Peter Fernon

Over the fifteen years I have worked as a storyteller my ideas about what a storyteller is have changed. I started working in primary schools with my own inventions like “Enoch the Crab” and “Zanaqui Jones” but as I progressed into stories for adults I came to see that the job of a storyteller is not primarily to invent like the novelist but to tell the stories that are in some sense already there. This lead me to some of the great epics that dwell on the border between an older oral tradition and the early literary practice that recorded them. Thus “The Odyssey” and “The Epic of Gilgamesh” have a reality beyond the literary artefact by which we know them.
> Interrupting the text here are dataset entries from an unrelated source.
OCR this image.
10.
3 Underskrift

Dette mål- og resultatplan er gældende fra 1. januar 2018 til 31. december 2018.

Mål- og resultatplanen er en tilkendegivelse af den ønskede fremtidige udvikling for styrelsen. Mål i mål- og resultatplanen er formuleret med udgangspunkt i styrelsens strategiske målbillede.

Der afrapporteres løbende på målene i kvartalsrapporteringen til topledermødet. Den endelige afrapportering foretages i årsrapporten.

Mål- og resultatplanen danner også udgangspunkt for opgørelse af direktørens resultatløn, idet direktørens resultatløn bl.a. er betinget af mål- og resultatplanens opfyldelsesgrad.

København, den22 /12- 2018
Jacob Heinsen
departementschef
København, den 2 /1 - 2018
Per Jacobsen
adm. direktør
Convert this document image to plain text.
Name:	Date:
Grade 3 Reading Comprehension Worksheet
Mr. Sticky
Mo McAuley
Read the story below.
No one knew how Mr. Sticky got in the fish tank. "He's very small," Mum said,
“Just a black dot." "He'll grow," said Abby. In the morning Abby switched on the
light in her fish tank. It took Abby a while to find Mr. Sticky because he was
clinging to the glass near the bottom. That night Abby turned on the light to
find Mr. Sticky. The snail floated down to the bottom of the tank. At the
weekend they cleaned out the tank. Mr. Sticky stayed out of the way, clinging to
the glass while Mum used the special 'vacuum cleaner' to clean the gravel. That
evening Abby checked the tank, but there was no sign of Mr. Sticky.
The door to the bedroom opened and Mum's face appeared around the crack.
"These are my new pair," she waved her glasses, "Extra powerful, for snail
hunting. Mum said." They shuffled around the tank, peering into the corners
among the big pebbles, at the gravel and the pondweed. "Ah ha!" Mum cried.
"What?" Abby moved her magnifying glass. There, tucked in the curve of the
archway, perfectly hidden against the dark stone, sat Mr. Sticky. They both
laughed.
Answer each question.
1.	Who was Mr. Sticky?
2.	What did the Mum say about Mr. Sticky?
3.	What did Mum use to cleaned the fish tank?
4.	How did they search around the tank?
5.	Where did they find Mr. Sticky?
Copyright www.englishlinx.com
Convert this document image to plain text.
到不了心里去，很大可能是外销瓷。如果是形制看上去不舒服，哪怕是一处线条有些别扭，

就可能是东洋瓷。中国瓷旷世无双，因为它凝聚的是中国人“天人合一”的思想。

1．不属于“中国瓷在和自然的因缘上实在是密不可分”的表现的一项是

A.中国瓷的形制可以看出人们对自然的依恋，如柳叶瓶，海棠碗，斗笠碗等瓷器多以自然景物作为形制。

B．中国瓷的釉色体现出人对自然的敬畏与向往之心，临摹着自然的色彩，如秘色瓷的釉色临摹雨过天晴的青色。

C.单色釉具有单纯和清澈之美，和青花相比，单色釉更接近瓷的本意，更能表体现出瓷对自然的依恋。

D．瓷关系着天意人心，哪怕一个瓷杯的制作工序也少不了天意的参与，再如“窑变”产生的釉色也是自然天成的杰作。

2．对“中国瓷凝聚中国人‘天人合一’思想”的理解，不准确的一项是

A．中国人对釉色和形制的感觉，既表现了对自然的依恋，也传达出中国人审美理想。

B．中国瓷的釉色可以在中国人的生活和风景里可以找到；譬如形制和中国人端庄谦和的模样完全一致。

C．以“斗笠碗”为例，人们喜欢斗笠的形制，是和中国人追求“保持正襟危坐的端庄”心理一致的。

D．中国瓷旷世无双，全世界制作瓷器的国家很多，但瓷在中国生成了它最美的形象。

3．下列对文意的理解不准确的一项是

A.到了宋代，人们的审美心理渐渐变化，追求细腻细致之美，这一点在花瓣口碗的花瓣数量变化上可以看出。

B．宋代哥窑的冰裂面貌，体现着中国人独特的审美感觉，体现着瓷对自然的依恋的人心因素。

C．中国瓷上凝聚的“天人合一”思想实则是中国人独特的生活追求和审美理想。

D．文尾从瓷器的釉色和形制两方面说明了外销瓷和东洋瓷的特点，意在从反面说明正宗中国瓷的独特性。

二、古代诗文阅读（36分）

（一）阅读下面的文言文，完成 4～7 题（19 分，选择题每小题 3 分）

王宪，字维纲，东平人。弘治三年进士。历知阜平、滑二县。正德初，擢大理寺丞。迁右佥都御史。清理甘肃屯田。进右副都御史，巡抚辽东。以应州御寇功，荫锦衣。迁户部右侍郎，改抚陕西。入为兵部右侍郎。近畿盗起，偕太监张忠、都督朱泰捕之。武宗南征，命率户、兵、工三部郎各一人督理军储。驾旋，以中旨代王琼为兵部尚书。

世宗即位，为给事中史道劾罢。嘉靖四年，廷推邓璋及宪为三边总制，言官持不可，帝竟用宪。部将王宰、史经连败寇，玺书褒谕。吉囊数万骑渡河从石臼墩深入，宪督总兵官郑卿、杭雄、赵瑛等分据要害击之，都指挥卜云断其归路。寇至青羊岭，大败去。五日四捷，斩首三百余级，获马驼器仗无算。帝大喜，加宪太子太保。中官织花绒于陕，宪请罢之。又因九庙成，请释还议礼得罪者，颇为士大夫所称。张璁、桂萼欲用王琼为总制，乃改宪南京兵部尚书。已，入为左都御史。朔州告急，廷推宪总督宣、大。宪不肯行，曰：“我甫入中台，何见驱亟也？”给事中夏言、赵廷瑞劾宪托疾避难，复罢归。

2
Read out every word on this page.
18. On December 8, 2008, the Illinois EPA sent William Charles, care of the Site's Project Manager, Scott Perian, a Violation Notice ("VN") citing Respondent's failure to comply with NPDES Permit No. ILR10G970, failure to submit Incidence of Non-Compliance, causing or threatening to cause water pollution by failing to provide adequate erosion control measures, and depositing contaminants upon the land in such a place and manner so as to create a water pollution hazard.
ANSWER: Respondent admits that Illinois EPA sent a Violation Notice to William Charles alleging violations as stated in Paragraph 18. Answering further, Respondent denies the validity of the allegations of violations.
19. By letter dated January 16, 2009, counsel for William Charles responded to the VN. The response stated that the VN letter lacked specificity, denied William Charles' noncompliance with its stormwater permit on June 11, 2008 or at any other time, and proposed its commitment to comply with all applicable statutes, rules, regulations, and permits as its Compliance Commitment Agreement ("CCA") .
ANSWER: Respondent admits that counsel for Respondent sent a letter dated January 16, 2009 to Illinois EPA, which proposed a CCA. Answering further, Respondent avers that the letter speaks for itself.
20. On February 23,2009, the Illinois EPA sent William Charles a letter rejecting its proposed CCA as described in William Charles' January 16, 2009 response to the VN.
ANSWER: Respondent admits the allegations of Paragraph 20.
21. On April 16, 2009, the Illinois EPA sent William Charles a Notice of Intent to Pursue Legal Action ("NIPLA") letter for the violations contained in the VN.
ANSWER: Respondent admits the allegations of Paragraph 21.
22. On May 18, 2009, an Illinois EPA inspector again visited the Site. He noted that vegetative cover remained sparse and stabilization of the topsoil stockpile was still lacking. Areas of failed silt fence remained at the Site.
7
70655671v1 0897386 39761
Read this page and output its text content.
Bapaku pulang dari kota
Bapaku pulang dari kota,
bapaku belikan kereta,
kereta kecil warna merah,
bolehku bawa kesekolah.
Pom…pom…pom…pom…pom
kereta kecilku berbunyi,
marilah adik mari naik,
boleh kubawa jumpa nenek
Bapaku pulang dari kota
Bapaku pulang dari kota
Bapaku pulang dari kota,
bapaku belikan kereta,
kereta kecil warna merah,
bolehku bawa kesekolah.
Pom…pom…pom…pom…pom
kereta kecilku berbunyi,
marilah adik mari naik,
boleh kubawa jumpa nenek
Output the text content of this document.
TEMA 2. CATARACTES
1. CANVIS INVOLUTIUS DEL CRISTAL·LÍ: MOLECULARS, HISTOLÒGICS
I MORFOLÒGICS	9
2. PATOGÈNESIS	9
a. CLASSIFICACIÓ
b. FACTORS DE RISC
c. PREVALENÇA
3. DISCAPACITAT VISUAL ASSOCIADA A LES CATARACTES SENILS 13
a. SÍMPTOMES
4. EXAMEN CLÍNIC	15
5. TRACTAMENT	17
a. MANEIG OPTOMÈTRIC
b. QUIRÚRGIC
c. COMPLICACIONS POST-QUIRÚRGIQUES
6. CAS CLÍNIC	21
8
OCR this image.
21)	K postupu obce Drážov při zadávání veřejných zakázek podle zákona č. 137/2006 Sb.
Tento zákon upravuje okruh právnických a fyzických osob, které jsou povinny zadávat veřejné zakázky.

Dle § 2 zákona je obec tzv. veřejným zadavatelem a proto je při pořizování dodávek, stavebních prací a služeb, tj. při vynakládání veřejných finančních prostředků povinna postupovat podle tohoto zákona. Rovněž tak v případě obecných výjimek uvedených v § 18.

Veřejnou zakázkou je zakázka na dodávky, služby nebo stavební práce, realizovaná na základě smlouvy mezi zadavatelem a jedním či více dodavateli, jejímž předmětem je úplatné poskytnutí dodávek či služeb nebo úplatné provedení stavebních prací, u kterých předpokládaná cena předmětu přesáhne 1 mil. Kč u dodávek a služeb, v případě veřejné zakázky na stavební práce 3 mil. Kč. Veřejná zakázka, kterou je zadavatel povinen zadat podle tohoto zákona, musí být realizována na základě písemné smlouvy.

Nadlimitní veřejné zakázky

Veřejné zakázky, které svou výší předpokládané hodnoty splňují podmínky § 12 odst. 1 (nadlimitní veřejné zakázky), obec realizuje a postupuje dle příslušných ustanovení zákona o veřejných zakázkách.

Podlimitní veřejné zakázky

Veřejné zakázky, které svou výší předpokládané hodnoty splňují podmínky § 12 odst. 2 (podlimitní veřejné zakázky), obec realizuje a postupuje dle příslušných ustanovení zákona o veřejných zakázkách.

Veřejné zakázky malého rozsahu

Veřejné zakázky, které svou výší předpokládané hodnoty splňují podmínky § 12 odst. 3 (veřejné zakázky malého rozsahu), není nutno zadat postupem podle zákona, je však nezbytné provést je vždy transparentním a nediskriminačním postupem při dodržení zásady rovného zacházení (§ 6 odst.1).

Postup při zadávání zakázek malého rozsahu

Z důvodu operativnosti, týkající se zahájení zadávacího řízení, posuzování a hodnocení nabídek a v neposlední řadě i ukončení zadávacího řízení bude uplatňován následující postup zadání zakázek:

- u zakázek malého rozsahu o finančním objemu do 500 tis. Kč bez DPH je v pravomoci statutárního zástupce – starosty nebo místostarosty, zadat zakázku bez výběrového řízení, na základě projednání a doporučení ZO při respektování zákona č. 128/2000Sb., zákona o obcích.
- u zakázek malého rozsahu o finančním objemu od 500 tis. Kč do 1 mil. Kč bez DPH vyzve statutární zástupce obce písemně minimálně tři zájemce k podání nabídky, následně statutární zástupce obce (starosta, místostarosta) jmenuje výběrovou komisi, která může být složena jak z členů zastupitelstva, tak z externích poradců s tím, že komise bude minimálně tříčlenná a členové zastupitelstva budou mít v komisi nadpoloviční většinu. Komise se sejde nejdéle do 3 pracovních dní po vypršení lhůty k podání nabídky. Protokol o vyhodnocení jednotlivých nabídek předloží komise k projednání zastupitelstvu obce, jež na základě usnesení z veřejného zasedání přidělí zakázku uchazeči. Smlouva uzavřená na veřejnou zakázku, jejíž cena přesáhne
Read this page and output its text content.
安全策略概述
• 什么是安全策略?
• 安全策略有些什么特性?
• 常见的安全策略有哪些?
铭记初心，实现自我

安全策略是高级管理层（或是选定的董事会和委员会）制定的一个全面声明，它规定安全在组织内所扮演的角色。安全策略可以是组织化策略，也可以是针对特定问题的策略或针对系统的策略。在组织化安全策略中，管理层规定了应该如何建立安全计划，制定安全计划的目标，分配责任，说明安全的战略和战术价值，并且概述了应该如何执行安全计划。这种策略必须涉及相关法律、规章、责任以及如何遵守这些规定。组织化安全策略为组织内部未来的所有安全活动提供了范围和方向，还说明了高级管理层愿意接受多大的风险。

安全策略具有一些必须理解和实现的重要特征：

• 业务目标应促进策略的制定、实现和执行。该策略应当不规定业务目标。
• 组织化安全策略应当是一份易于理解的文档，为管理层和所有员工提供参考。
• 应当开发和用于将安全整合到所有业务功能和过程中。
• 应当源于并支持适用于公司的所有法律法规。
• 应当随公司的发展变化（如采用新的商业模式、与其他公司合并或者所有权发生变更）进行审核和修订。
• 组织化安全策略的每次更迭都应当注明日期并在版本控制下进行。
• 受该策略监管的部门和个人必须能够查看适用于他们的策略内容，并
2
Likewise in creating a piece of music theatre with a group of elderly people or children, I am not simply fabricating out of my own imagination but I have entered a common space of group consciousness belonging to a particular time and by following the hints and glimpses afforded me I have uncovered  “Courage Now and Then” from the Trentham Hostel and “The Emerald Dragon” from Bullarto Primary School. There are many other examples. Most recently I have worked with the research of others to produce a piece about a local hero, a doctor, Gweneth Wisewould who ran a general practice between 1938 and 1972 in Trentham. I also used the research done by members of my family to produce a five generation saga of my own family “The Wheel” and currently I am working on research done by the Trentham Historical Society to find a story about spud diggers in the 30’s and 40’s.

The process of story telling has also been a process of discovery. After doing a couple of degrees I thought I might try journalism, then switched to teaching. I studied teaching and discovered drama. I studied acting and discovered singing. After acting for a few years, I went singing and discovered performance poetry. I did some of my own theatre and discovered shadow puppetry and in doing shadow puppetry I discovered story telling and there I stopped for it seemed to me story telling included all the things I had become interested in. The last fifteen years have been a process of reintegration, bringing all my past history to bear on story telling. I’m interested in working with any individuals or groups who have a story they want to uncover and in developing storytelling as a performance art.



I have been working as a story teller for about fifteen years, first as a children's storyteller working mainly in primary schools then as a storyteller for adults as well as working with children and adults to help them tell their own stories. Storytelling is an art that can contain all others and as such I am, to varying degrees, an actor, a singer, a puppeteer, a performance poet, a playwright, a visual artist and a song writer as well as a teacher.
When we say we want our lives to have meaning, we mean that we want our lives to be story like.